Het bevorderen van een sterke, pluriforme, toegankelijke en kwalitatief hoogwaardige cultuursector en het zorgen voor het erfgoed.
De minister is verantwoordelijk voor de Wet op het specifiek cultuurbeleid, de Wet stelsel openbare bibliotheekvoorzieningen, de Erfgoedwet en de Archiefwet. De minister is medeverantwoordelijk voor de uitvoering van taken die voortvloeien uit de Omgevingswet. Volgens de Wet op het specifiek cultuurbeleid is de minister belast met het scheppen van voorwaarden voor het in stand houden, ontwikkelen en sociaal en geografisch spreiden van cultuuruitingen. Overwegingen van kwaliteit en verscheidenheid zijn daarbij leidend.
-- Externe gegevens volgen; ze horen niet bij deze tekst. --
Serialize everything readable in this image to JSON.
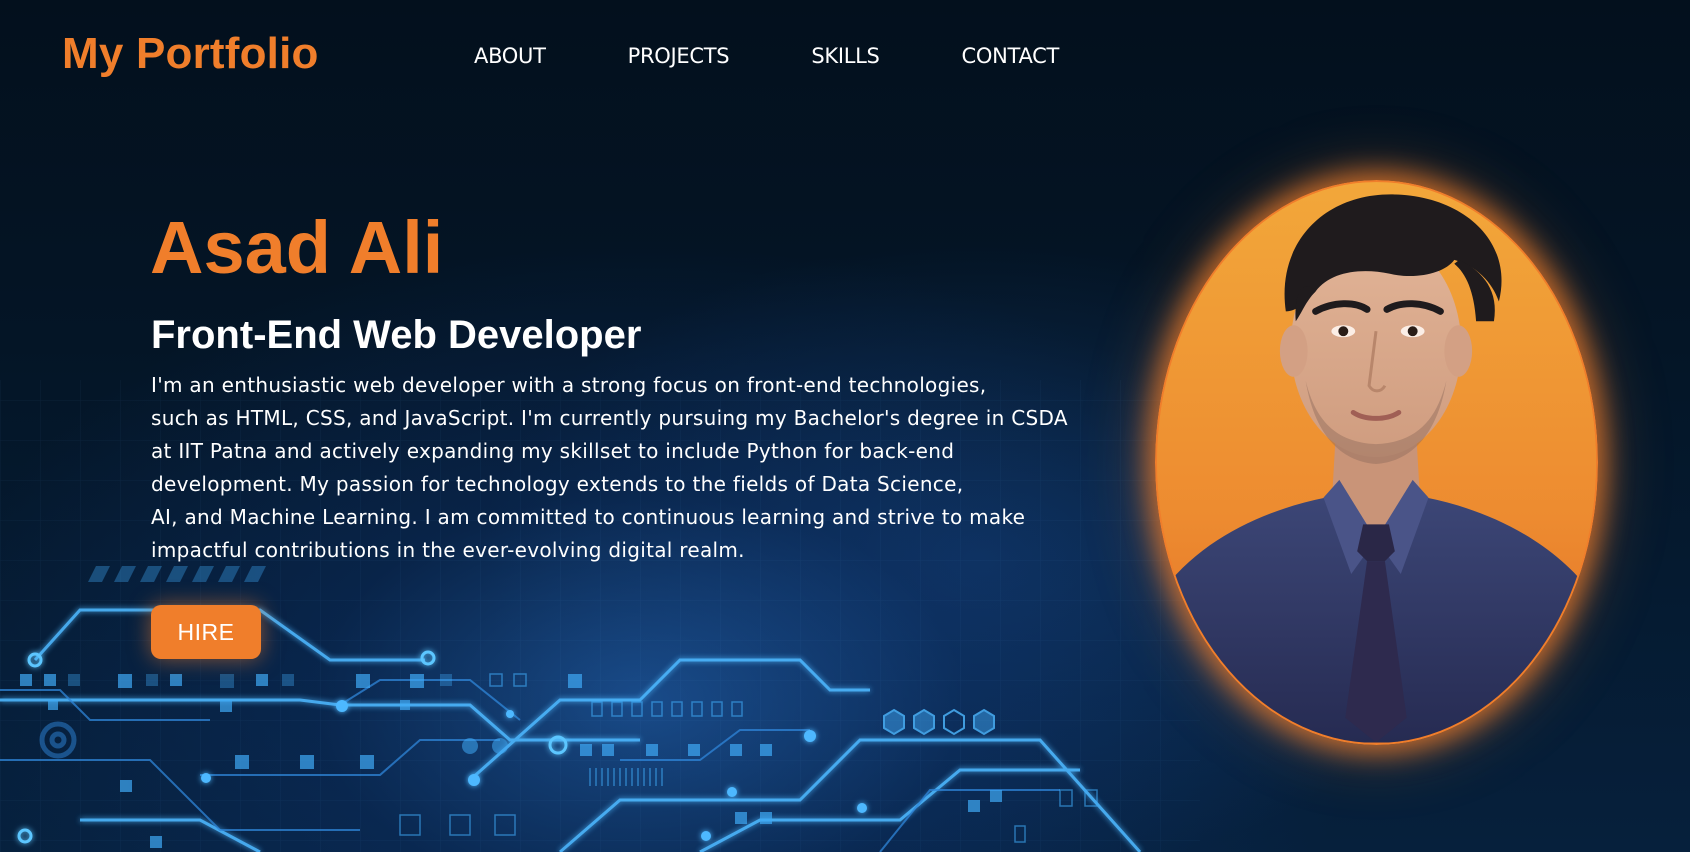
{
  "header": {
    "brand": "My Portfolio",
    "nav": [
      "ABOUT",
      "PROJECTS",
      "SKILLS",
      "CONTACT"
    ]
  },
  "hero": {
    "name": "Asad Ali",
    "role": "Front-End Web Developer",
    "bio_lines": [
      "I'm an enthusiastic web developer with a strong focus on front-end technologies,",
      "such as HTML, CSS, and JavaScript. I'm currently pursuing my Bachelor's degree in CSDA",
      "at IIT Patna and actively expanding my skillset to include Python for back-end",
      "development. My passion for technology extends to the fields of Data Science,",
      "AI, and Machine Learning. I am committed to continuous learning and strive to make",
      "impactful contributions in the ever-evolving digital realm."
    ],
    "cta_label": "HIRE"
  },
  "colors": {
    "accent": "#f07e2b",
    "background": "#030f1c",
    "text": "#ffffff",
    "circuit": "#3fa9f5"
  },
  "images": {
    "portrait": "profile-photo"
  }
}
Dit is aanvullend op het cultuuraanbod dat zonder betrokkenheid van de overheid tot stand komt. Op grond van de Erfgoedwet is de minister belast met de zorg voor erfgoed van nationaal belang, zoals aangewezen rijksmonumenten en de Rijkscollectie.
Financieren
De minister heeft een financierende rol door het bekostigen van de culturele basisinfrastructuur, de museale instellingen met een wettelijke taak en subsidiëring van een aantal specifieke (wettelijke) programma's en regelingen, onder meer op het gebied van erfgoed, kunsten en bibliotheken.
Stimuleren
De minister heeft een stimulerende rol bij het versterken van de cultuursector door een aantal programma’s, als cultuureducatie, leesbevordering, cultuurparticipatie, arbeidsmarkt, ondernemerschap, internationaal cultuurbeleid en diverse programma’s op erfgoed.
Regisseren
De minister heeft een regisserende rol bij de uitvoering van en toezicht op het behoud en beheer van het erfgoed (waaronder de rijkscollectie) en (digitale) archieven. Het gaat dan onder meer over de Wet stelsel openbare bibliotheekvoorzieningen, de Erfgoedwet en de Archiefwet. Toezicht op naleving van de laatste twee wetten ligt bij de Inspectie Overheidsinformatie en Erfgoed. De Rijksdienst voor Cultureel Erfgoed en de rijksgesubsidieerde musea zijn onder andere belast met de uitvoering van de Erfgoedwet. Het Nationaal Archief geeft uitvoering aan de Archiefwet.
Beleidsinformatie
De onderbouwing van de doelstellingen op basis van kwantitatieve en kwalitatieve informatie, (beleids)evaluaties en onderzoek wordt zo compleet mogelijk op de website OCW in Cijfers gepubliceerd. Ook worden beleidsindicatoren en monitoringsmatrices op deze website weergegeven. Daarnaast brengt de Boekmanstichting met de Cultuurmonitor, in opdracht van het Ministerie van OCW, trends en ontwikkelingen in het culturele leven in Nederland in beeld. De Erfgoedmonitor bevat feiten en cijfers over erfgoedthema’s en geeft inzicht in de ontwikkeling en staat van het erfgoed in Nederland.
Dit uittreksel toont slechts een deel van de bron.